In seinen Büchern stellt Hackl die Frage, wie Geschichte und Geschichten erzählt werden können. Er hat das unterschiedlich gehandhabt: als gradlinige Chronik, als Polyphonie aus verschiedenen Perspektiven. In «Familie Salzmann» baut er einerseits Dokumente ein, aus veröffentlichten Büchern anderer Überlebender, die die Salzmanns gekannt haben, zitiert auch hinterlassene Briefe der Betroffenen. Andererseits werden Leerstellen benannt, wenn Informationen ungesichert sind oder fehlen.

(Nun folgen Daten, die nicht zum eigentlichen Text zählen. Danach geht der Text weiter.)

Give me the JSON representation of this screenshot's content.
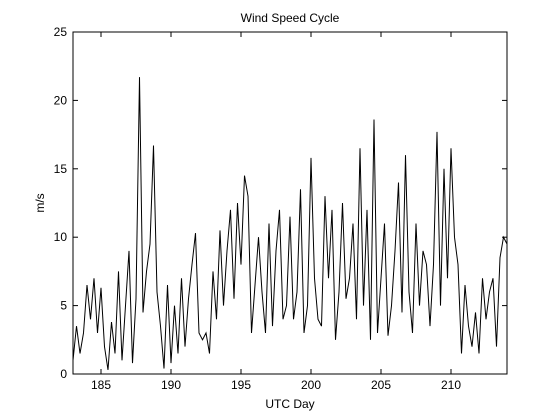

Leider wahr: Eine Erzählung aus unserer Mitte

Dabei geht Hackl unterschiedlich nah an die Personen heran. Das lässt sich auch als Erprobung unterschiedlicher Intensitäten lesen. Die Nachkriegszeit wird vornehmlich mit Blick auf Sohn Hugo erzählt. Die scheiternde Beziehung zum Vater verleiht der gesellschaftlichen Tragödie eine zusätzliche persönliche, beklemmende Trauer. Dabei vermutet der Ich-Erzähler, wenn der Vater dem Sohn mehr aus seinem Leben erzählt hätte, wäre die väterliche Verhärtung verständlicher geworden und ihre Beziehung anders verlaufen. Vielleicht. Erzählen würde dann als Katharsis wirken. Das mag auch für die Bücher von Hackl gelten.

Was ist uns Geschichte? Was ist uns diese Geschichte? Der Ich-Erzähler erklärt einleitend, die ganze Sache sei ihm vom jüngeren Hugo Salzmann erzählt worden, «in der Hoffnung, dass ich sie mir zu Herzen nehme». Zu Herzen nehmen und zugleich zu verstehen hoffen. Dazu gehört auch die fassungslose Frage von Hugo Salzmann, warum damals, mit den Nazis, so viele mitmachten, und warum sich gegen sie so wenig Widerstand geregt habe. Die Frage bleibt mit uns, in einer neuen Form: Warum gegen Ende des 20. Jahrhunderts wieder antisemitische Witze gemacht werden können. Ja, das ist eine «Erzählung aus unserer Mitte», wie der Untertitel des Buchs heißt.

Gibt es keine Alternative? Hackl deutet sie an, ganz zum Schluss. Hanno wird an einer neuen Arbeitsstelle wiederum angepöbelt, setzt sich diesmal aber erfolgreich zur Wehr. «Dass die Geschichte also unentschieden endet, vorläufig», wird im letzten Satz eine leicht ironische Hoffnung formuliert.

Erich Hackl: «Familie Salzmann. Erzählung aus unserer Mitte». Diogenes Verlag. Zürich 2010. 186 Seiten. Fr. 35.90.